3 juillet 1926.
Al-Ḥarīsa الحريسة appartient au cheikh Ḥamza Darwīš, lequel s'est soumis par lettre le 19 juin dernier; il est surprenant qu'il ne soit pas là aujourd'hui; son fils nous reçoit dans la maison paternelle, mais ne dit mot sur le père, malgré les demandes qui lui sont faites.
On apprend par un partisan que le cheikh, blessé à la jambe dans un combat, est réfugié dans une grotte à deux kilomètres du village. Puisqu'il n'est pas resté chez lui, c'est que sa soumission n'était que feinte; un détachement de cavalerie se prépare donc à aller le cueillir dans sa grotte. Spahis et partisans sont à cheval et vont partir, lorsque le cheikh, claudiquant d'une jambe, débouche d'une petite rue, se présente au général et déclare s'en remettre "à la justice, à la clémence et à la générosité de la France".

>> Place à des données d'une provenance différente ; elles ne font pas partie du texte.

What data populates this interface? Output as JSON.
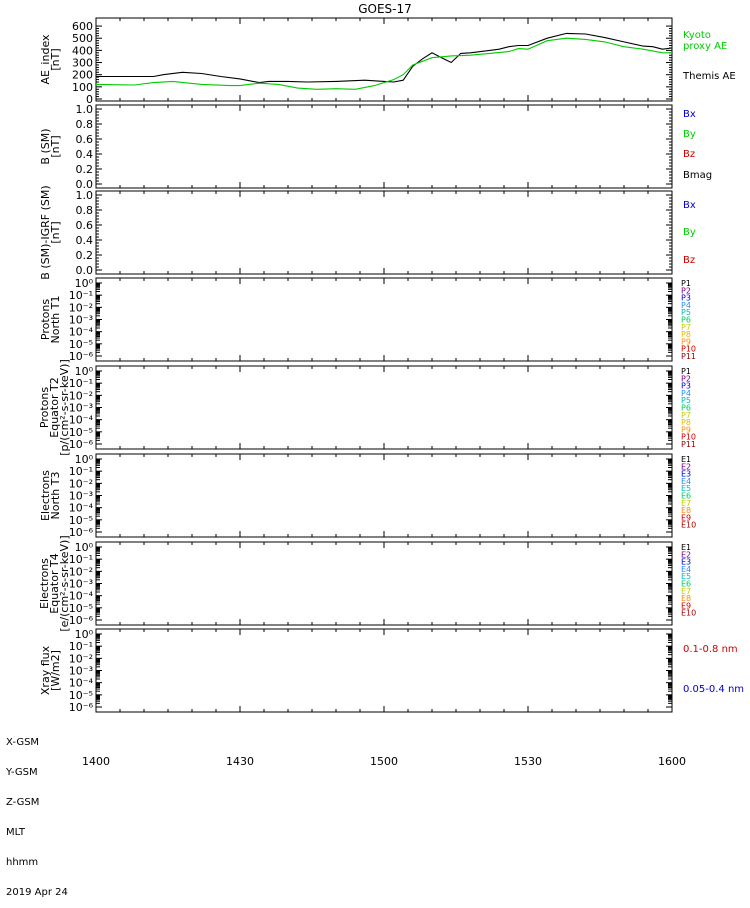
{
  "title": "GOES-17",
  "x_ticks": [
    "1400",
    "1430",
    "1500",
    "1530",
    "1600"
  ],
  "footer": {
    "rows": [
      "X-GSM",
      "Y-GSM",
      "Z-GSM",
      "MLT",
      "hhmm"
    ],
    "date": "2019 Apr 24"
  },
  "colors": {
    "black": "#000000",
    "green": "#00cc00",
    "blue": "#0000cc",
    "red": "#cc0000"
  },
  "chart_data": [
    {
      "type": "line",
      "panel": "ae",
      "ylabel": [
        "AE_index",
        "[nT]"
      ],
      "ylim": [
        0,
        650
      ],
      "xlim": [
        0,
        120
      ],
      "yticks": [
        "600",
        "500",
        "400",
        "300",
        "200",
        "100",
        "0"
      ],
      "ytick_values": [
        600,
        500,
        400,
        300,
        200,
        100,
        0
      ],
      "legend": [
        {
          "text": "Kyoto",
          "color": "#00cc00"
        },
        {
          "text": "proxy AE",
          "color": "#00cc00"
        },
        {
          "text": "Themis AE",
          "color": "#000000"
        }
      ],
      "series": [
        {
          "name": "Themis AE",
          "color": "#000000",
          "x": [
            0,
            12,
            14,
            18,
            22,
            26,
            30,
            34,
            36,
            40,
            44,
            50,
            56,
            60,
            62,
            64,
            66,
            68,
            70,
            72,
            74,
            76,
            78,
            82,
            84,
            86,
            88,
            90,
            94,
            98,
            102,
            106,
            110,
            114,
            116,
            118,
            120
          ],
          "y": [
            185,
            185,
            200,
            220,
            210,
            185,
            165,
            135,
            145,
            145,
            140,
            145,
            155,
            145,
            140,
            155,
            270,
            330,
            380,
            340,
            300,
            375,
            380,
            400,
            410,
            430,
            440,
            440,
            500,
            540,
            535,
            505,
            470,
            435,
            430,
            410,
            420
          ]
        },
        {
          "name": "Kyoto proxy AE",
          "color": "#00cc00",
          "x": [
            0,
            8,
            12,
            16,
            22,
            28,
            30,
            34,
            38,
            42,
            46,
            50,
            54,
            58,
            62,
            64,
            66,
            70,
            74,
            78,
            82,
            86,
            88,
            90,
            94,
            98,
            102,
            106,
            110,
            114,
            118,
            120
          ],
          "y": [
            120,
            115,
            135,
            145,
            120,
            110,
            110,
            130,
            120,
            90,
            80,
            85,
            80,
            110,
            160,
            200,
            280,
            340,
            355,
            360,
            375,
            390,
            415,
            410,
            480,
            500,
            490,
            470,
            430,
            410,
            380,
            380
          ]
        }
      ]
    },
    {
      "type": "line",
      "panel": "b_sm",
      "ylabel": [
        "B (SM)",
        "[nT]"
      ],
      "ylim": [
        0,
        1
      ],
      "yticks": [
        "1.0",
        "0.8",
        "0.6",
        "0.4",
        "0.2",
        "0.0"
      ],
      "ytick_values": [
        1,
        0.8,
        0.6,
        0.4,
        0.2,
        0
      ],
      "legend": [
        {
          "text": "Bx",
          "color": "#0000cc"
        },
        {
          "text": "By",
          "color": "#00cc00"
        },
        {
          "text": "Bz",
          "color": "#cc0000"
        },
        {
          "text": "Bmag",
          "color": "#000000"
        }
      ],
      "series": []
    },
    {
      "type": "line",
      "panel": "b_igrf",
      "ylabel": [
        "B (SM)-IGRF (SM)",
        "[nT]"
      ],
      "ylim": [
        0,
        1
      ],
      "yticks": [
        "1.0",
        "0.8",
        "0.6",
        "0.4",
        "0.2",
        "0.0"
      ],
      "ytick_values": [
        1,
        0.8,
        0.6,
        0.4,
        0.2,
        0
      ],
      "legend": [
        {
          "text": "Bx",
          "color": "#0000cc"
        },
        {
          "text": "By",
          "color": "#00cc00"
        },
        {
          "text": "Bz",
          "color": "#cc0000"
        }
      ],
      "series": []
    },
    {
      "type": "line",
      "panel": "protons_t1",
      "scale": "log",
      "ylabel": [
        "Protons",
        "North T1"
      ],
      "ylim": [
        1e-06,
        1
      ],
      "yticks": [
        "10⁰",
        "10⁻¹",
        "10⁻²",
        "10⁻³",
        "10⁻⁴",
        "10⁻⁵",
        "10⁻⁶"
      ],
      "ytick_values": [
        0,
        -1,
        -2,
        -3,
        -4,
        -5,
        -6
      ],
      "legend": [
        {
          "text": "P1",
          "color": "#000000"
        },
        {
          "text": "P2",
          "color": "#800080"
        },
        {
          "text": "P3",
          "color": "#0000cc"
        },
        {
          "text": "P4",
          "color": "#1e90ff"
        },
        {
          "text": "P5",
          "color": "#00bfbf"
        },
        {
          "text": "P6",
          "color": "#00cc66"
        },
        {
          "text": "P7",
          "color": "#cccc00"
        },
        {
          "text": "P8",
          "color": "#e6b800"
        },
        {
          "text": "P9",
          "color": "#ff8c00"
        },
        {
          "text": "P10",
          "color": "#cc0000"
        },
        {
          "text": "P11",
          "color": "#990000"
        }
      ],
      "series": []
    },
    {
      "type": "line",
      "panel": "protons_t2",
      "scale": "log",
      "ylabel": [
        "Protons",
        "Equator T2",
        "[p/(cm²-s-sr-keV)]"
      ],
      "ylim": [
        1e-06,
        1
      ],
      "yticks": [
        "10⁰",
        "10⁻¹",
        "10⁻²",
        "10⁻³",
        "10⁻⁴",
        "10⁻⁵",
        "10⁻⁶"
      ],
      "ytick_values": [
        0,
        -1,
        -2,
        -3,
        -4,
        -5,
        -6
      ],
      "legend": [
        {
          "text": "P1",
          "color": "#000000"
        },
        {
          "text": "P2",
          "color": "#800080"
        },
        {
          "text": "P3",
          "color": "#0000cc"
        },
        {
          "text": "P4",
          "color": "#1e90ff"
        },
        {
          "text": "P5",
          "color": "#00bfbf"
        },
        {
          "text": "P6",
          "color": "#00cc66"
        },
        {
          "text": "P7",
          "color": "#cccc00"
        },
        {
          "text": "P8",
          "color": "#e6b800"
        },
        {
          "text": "P9",
          "color": "#ff8c00"
        },
        {
          "text": "P10",
          "color": "#cc0000"
        },
        {
          "text": "P11",
          "color": "#990000"
        }
      ],
      "series": []
    },
    {
      "type": "line",
      "panel": "electrons_t3",
      "scale": "log",
      "ylabel": [
        "Electrons",
        "North T3"
      ],
      "ylim": [
        1e-06,
        1
      ],
      "yticks": [
        "10⁰",
        "10⁻¹",
        "10⁻²",
        "10⁻³",
        "10⁻⁴",
        "10⁻⁵",
        "10⁻⁶"
      ],
      "ytick_values": [
        0,
        -1,
        -2,
        -3,
        -4,
        -5,
        -6
      ],
      "legend": [
        {
          "text": "E1",
          "color": "#000000"
        },
        {
          "text": "E2",
          "color": "#800080"
        },
        {
          "text": "E3",
          "color": "#0000cc"
        },
        {
          "text": "E4",
          "color": "#1e90ff"
        },
        {
          "text": "E5",
          "color": "#00bfbf"
        },
        {
          "text": "E6",
          "color": "#00cc66"
        },
        {
          "text": "E7",
          "color": "#cccc00"
        },
        {
          "text": "E8",
          "color": "#ff8c00"
        },
        {
          "text": "E9",
          "color": "#cc0000"
        },
        {
          "text": "E10",
          "color": "#990000"
        }
      ],
      "series": []
    },
    {
      "type": "line",
      "panel": "electrons_t4",
      "scale": "log",
      "ylabel": [
        "Electrons",
        "Equator T4",
        "[e/(cm²-s-sr-keV)]"
      ],
      "ylim": [
        1e-06,
        1
      ],
      "yticks": [
        "10⁰",
        "10⁻¹",
        "10⁻²",
        "10⁻³",
        "10⁻⁴",
        "10⁻⁵",
        "10⁻⁶"
      ],
      "ytick_values": [
        0,
        -1,
        -2,
        -3,
        -4,
        -5,
        -6
      ],
      "legend": [
        {
          "text": "E1",
          "color": "#000000"
        },
        {
          "text": "E2",
          "color": "#800080"
        },
        {
          "text": "E3",
          "color": "#0000cc"
        },
        {
          "text": "E4",
          "color": "#1e90ff"
        },
        {
          "text": "E5",
          "color": "#00bfbf"
        },
        {
          "text": "E6",
          "color": "#00cc66"
        },
        {
          "text": "E7",
          "color": "#cccc00"
        },
        {
          "text": "E8",
          "color": "#ff8c00"
        },
        {
          "text": "E9",
          "color": "#cc0000"
        },
        {
          "text": "E10",
          "color": "#990000"
        }
      ],
      "series": []
    },
    {
      "type": "line",
      "panel": "xray",
      "scale": "log",
      "ylabel": [
        "Xray flux",
        "[W/m2]"
      ],
      "ylim": [
        1e-06,
        1
      ],
      "yticks": [
        "10⁰",
        "10⁻¹",
        "10⁻²",
        "10⁻³",
        "10⁻⁴",
        "10⁻⁵",
        "10⁻⁶"
      ],
      "ytick_values": [
        0,
        -1,
        -2,
        -3,
        -4,
        -5,
        -6
      ],
      "legend": [
        {
          "text": "0.1-0.8 nm",
          "color": "#cc0000"
        },
        {
          "text": "0.05-0.4 nm",
          "color": "#0000cc"
        }
      ],
      "series": []
    }
  ]
}
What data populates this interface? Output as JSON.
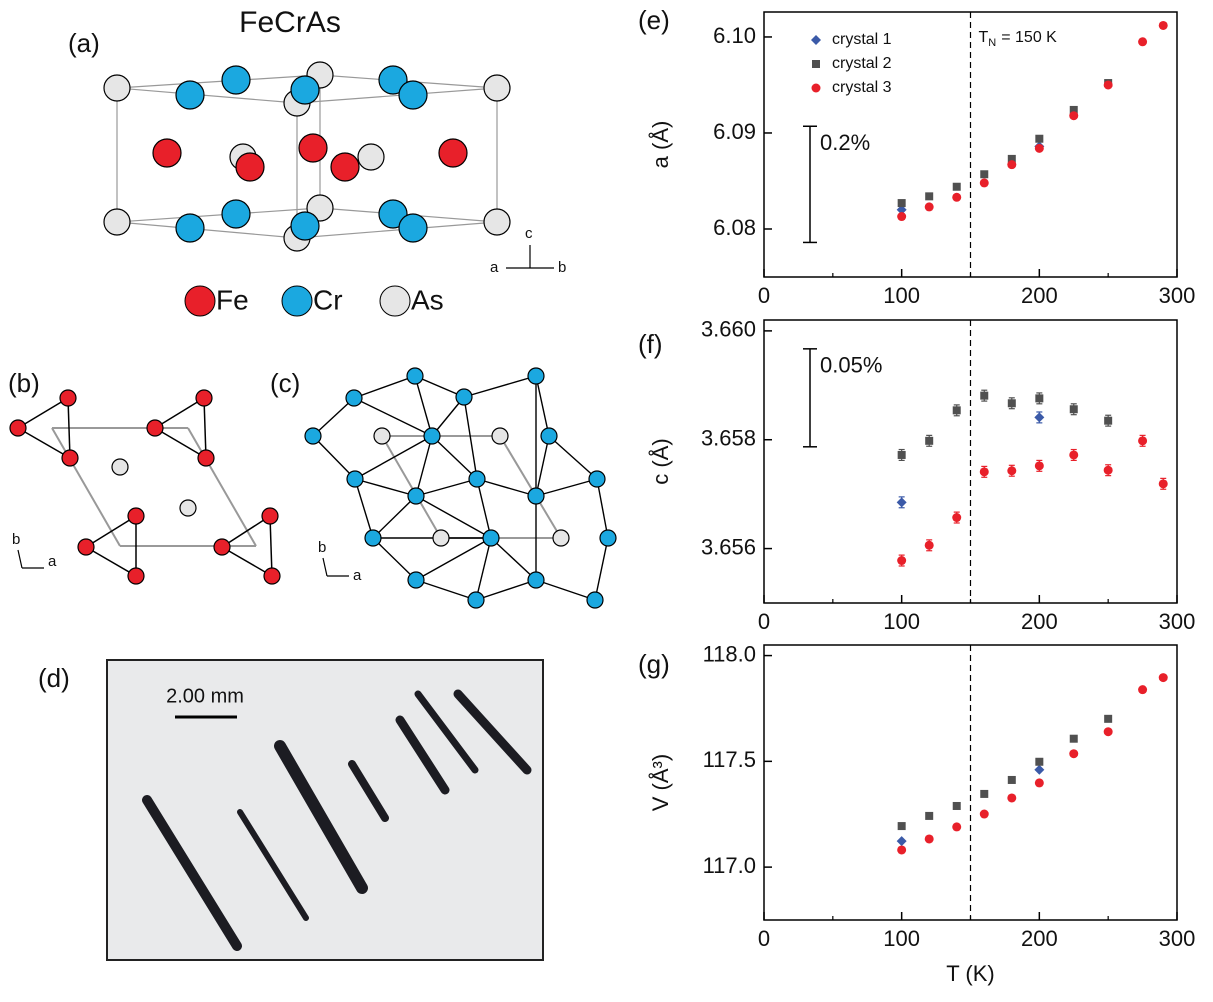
{
  "figure": {
    "title": "FeCrAs",
    "panel_labels": [
      "(a)",
      "(b)",
      "(c)",
      "(d)",
      "(e)",
      "(f)",
      "(g)"
    ],
    "atoms": [
      "Fe",
      "Cr",
      "As"
    ],
    "axes_a": [
      "c",
      "a",
      "b"
    ],
    "axes_b": [
      "b",
      "a"
    ],
    "axes_c": [
      "b",
      "a"
    ],
    "scale_bar": "2.00 mm"
  },
  "chart_data": [
    {
      "type": "scatter",
      "ylabel": "a (Å)",
      "xlim": [
        0,
        300
      ],
      "xticks": [
        0,
        100,
        200,
        300
      ],
      "xminor": [
        50,
        150,
        250
      ],
      "ylim": [
        6.075,
        6.1026
      ],
      "yticks": [
        6.08,
        6.09,
        {
          "value": 6.1,
          "label": "6.10"
        }
      ],
      "vline": 150,
      "legend": "upper left",
      "tn_label": {
        "main": "T",
        "sub": "N",
        "rest": "= 150 K"
      },
      "scale_bar": {
        "values": [
          6.0786,
          6.0907
        ],
        "label": "0.2%"
      },
      "series": [
        {
          "name": "crystal 1",
          "color": "#3b5aa8",
          "marker": "diamond",
          "x": [
            100,
            200
          ],
          "values": [
            6.082,
            6.0886
          ]
        },
        {
          "name": "crystal 2",
          "color": "#505050",
          "marker": "square",
          "x": [
            100,
            120,
            140,
            160,
            180,
            200,
            225,
            250
          ],
          "values": [
            6.0827,
            6.0834,
            6.0844,
            6.0857,
            6.0873,
            6.0894,
            6.0924,
            6.0952
          ]
        },
        {
          "name": "crystal 3",
          "color": "#e8202a",
          "marker": "circle",
          "x": [
            100,
            120,
            140,
            160,
            180,
            200,
            225,
            250,
            275,
            290
          ],
          "values": [
            6.0813,
            6.0823,
            6.0833,
            6.0848,
            6.0867,
            6.0884,
            6.0918,
            6.095,
            6.0995,
            6.1012
          ]
        }
      ]
    },
    {
      "type": "scatter",
      "ylabel": "c (Å)",
      "xlim": [
        0,
        300
      ],
      "xticks": [
        0,
        100,
        200,
        300
      ],
      "xminor": [
        50,
        150,
        250
      ],
      "ylim": [
        3.655,
        3.6602
      ],
      "yticks": [
        3.656,
        3.658,
        {
          "value": 3.66,
          "label": "3.660"
        }
      ],
      "vline": 150,
      "scale_bar": {
        "values": [
          3.65787,
          3.65967
        ],
        "label": "0.05%"
      },
      "series": [
        {
          "name": "crystal 1",
          "color": "#3b5aa8",
          "marker": "diamond",
          "x": [
            100,
            200
          ],
          "values": [
            3.65685,
            3.65841
          ],
          "errors": [
            0.0001,
            0.0001
          ]
        },
        {
          "name": "crystal 2",
          "color": "#505050",
          "marker": "square",
          "x": [
            100,
            120,
            140,
            160,
            180,
            200,
            225,
            250
          ],
          "values": [
            3.65772,
            3.65798,
            3.65854,
            3.65881,
            3.65867,
            3.65876,
            3.65856,
            3.65835
          ],
          "errors": [
            0.0001,
            0.0001,
            0.0001,
            0.0001,
            0.0001,
            0.0001,
            0.0001,
            0.0001
          ]
        },
        {
          "name": "crystal 3",
          "color": "#e8202a",
          "marker": "circle",
          "x": [
            100,
            120,
            140,
            160,
            180,
            200,
            225,
            250,
            275,
            290
          ],
          "values": [
            3.65578,
            3.65606,
            3.65657,
            3.65741,
            3.65743,
            3.65752,
            3.65772,
            3.65744,
            3.65798,
            3.65719
          ],
          "errors": [
            0.0001,
            0.0001,
            0.0001,
            0.0001,
            0.0001,
            0.0001,
            0.0001,
            0.0001,
            0.0001,
            0.0001
          ]
        }
      ]
    },
    {
      "type": "scatter",
      "ylabel": "V (Å³)",
      "xlabel": "T (K)",
      "xlim": [
        0,
        300
      ],
      "xticks": [
        0,
        100,
        200,
        300
      ],
      "xminor": [
        50,
        150,
        250
      ],
      "ylim": [
        116.75,
        118.05
      ],
      "yticks": [
        {
          "value": 117,
          "label": "117.0"
        },
        117.5,
        {
          "value": 118,
          "label": "118.0"
        }
      ],
      "vline": 150,
      "series": [
        {
          "name": "crystal 1",
          "color": "#3b5aa8",
          "marker": "diamond",
          "x": [
            100,
            200
          ],
          "values": [
            117.123,
            117.46
          ]
        },
        {
          "name": "crystal 2",
          "color": "#505050",
          "marker": "square",
          "x": [
            100,
            120,
            140,
            160,
            180,
            200,
            225,
            250
          ],
          "values": [
            117.194,
            117.242,
            117.289,
            117.346,
            117.412,
            117.498,
            117.607,
            117.701
          ]
        },
        {
          "name": "crystal 3",
          "color": "#e8202a",
          "marker": "circle",
          "x": [
            100,
            120,
            140,
            160,
            180,
            200,
            225,
            250,
            275,
            290
          ],
          "values": [
            117.081,
            117.133,
            117.19,
            117.251,
            117.327,
            117.398,
            117.536,
            117.64,
            117.839,
            117.896
          ]
        }
      ]
    }
  ]
}
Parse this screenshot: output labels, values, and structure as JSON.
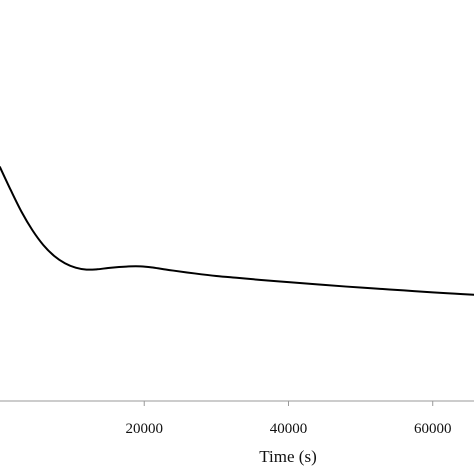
{
  "chart_data": {
    "type": "line",
    "title": "",
    "xlabel": "Time (s)",
    "ylabel": "",
    "xlim": [
      0,
      66000
    ],
    "ylim": [
      0,
      1
    ],
    "x_ticks": [
      20000,
      40000,
      60000
    ],
    "x_tick_labels": [
      "20000",
      "40000",
      "60000"
    ],
    "grid": false,
    "legend": "none",
    "line_color": "#000000",
    "axis_color": "#999999",
    "series": [
      {
        "x": [
          0,
          1500,
          3000,
          4500,
          6000,
          7500,
          9000,
          10500,
          12000,
          13500,
          15000,
          16500,
          18000,
          19500,
          21000,
          22500,
          24000,
          27000,
          30000,
          33000,
          36000,
          40000,
          44000,
          48000,
          52000,
          56000,
          60000,
          63000,
          66000
        ],
        "y": [
          0.79,
          0.718,
          0.65,
          0.593,
          0.547,
          0.513,
          0.49,
          0.476,
          0.47,
          0.471,
          0.475,
          0.478,
          0.48,
          0.48,
          0.477,
          0.472,
          0.467,
          0.458,
          0.45,
          0.444,
          0.438,
          0.431,
          0.424,
          0.417,
          0.411,
          0.405,
          0.399,
          0.395,
          0.391
        ]
      }
    ]
  }
}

L'événement est d'importance, car Ḥamza Darwīš est l'un des cheikhs les plus écoutés du Jabal; il possède quatre villages et son prestige est grand, en raison de son intelligence, de sa connaissance des affaires publiques et de son courage légendaire chez les Druzes. Dévoué à la cause française avant l'insurrection, ayant la confiance du gouverneur Carbillet, il est cependant passé à la rébellion un des premiers et n'a quitte Sulṭān qu'après sa blessure; il a été pour lui son meilleur lieutenant et son conseiller le plus écouté.
Témoin des tractations des cheikhs druzes avec les étrangers soutenant la révolte, il sait beaucoup de choses, et sans plus tarder d'ailleurs, afin de prouver qu'il est de bonne foi dans sa soumission, il fait spontanément les déclarations nettes et precises que voici:
"Beaucoup d'argent arrive au Jabal, de Transjordanie, de Palestine, du Caire, des Indes, de l'Amérique et même de certaines grandes villes de Syrie, comme Damas, Alep, Ḥimṣ et Ḥama. Avec cet argent, on paye les rebelles enrôlés dans les bandes et on aide leurs familles, mais la plus grosse part est partagée entre Sulṭān, Šahbandar, Rašīd Ṭalīʿ et quelques autres féodaux. Le partage ne se fait pas toujours sans récrimination; il est une source de discussions et de division parmi les chefs insurgés; c'est ansi qu'il n'y a pas longtemps, ʿAbdul-Ġaffār Pāša, mécontent, a menacé de faire sa soumission et d'abandonner la cause révolutionnaire."
Édouard Andréa. La Révolte druze et l'insurrection de Damas, 1925-1926. Payot, Paris 106 Boulevard St. Germain, 1937.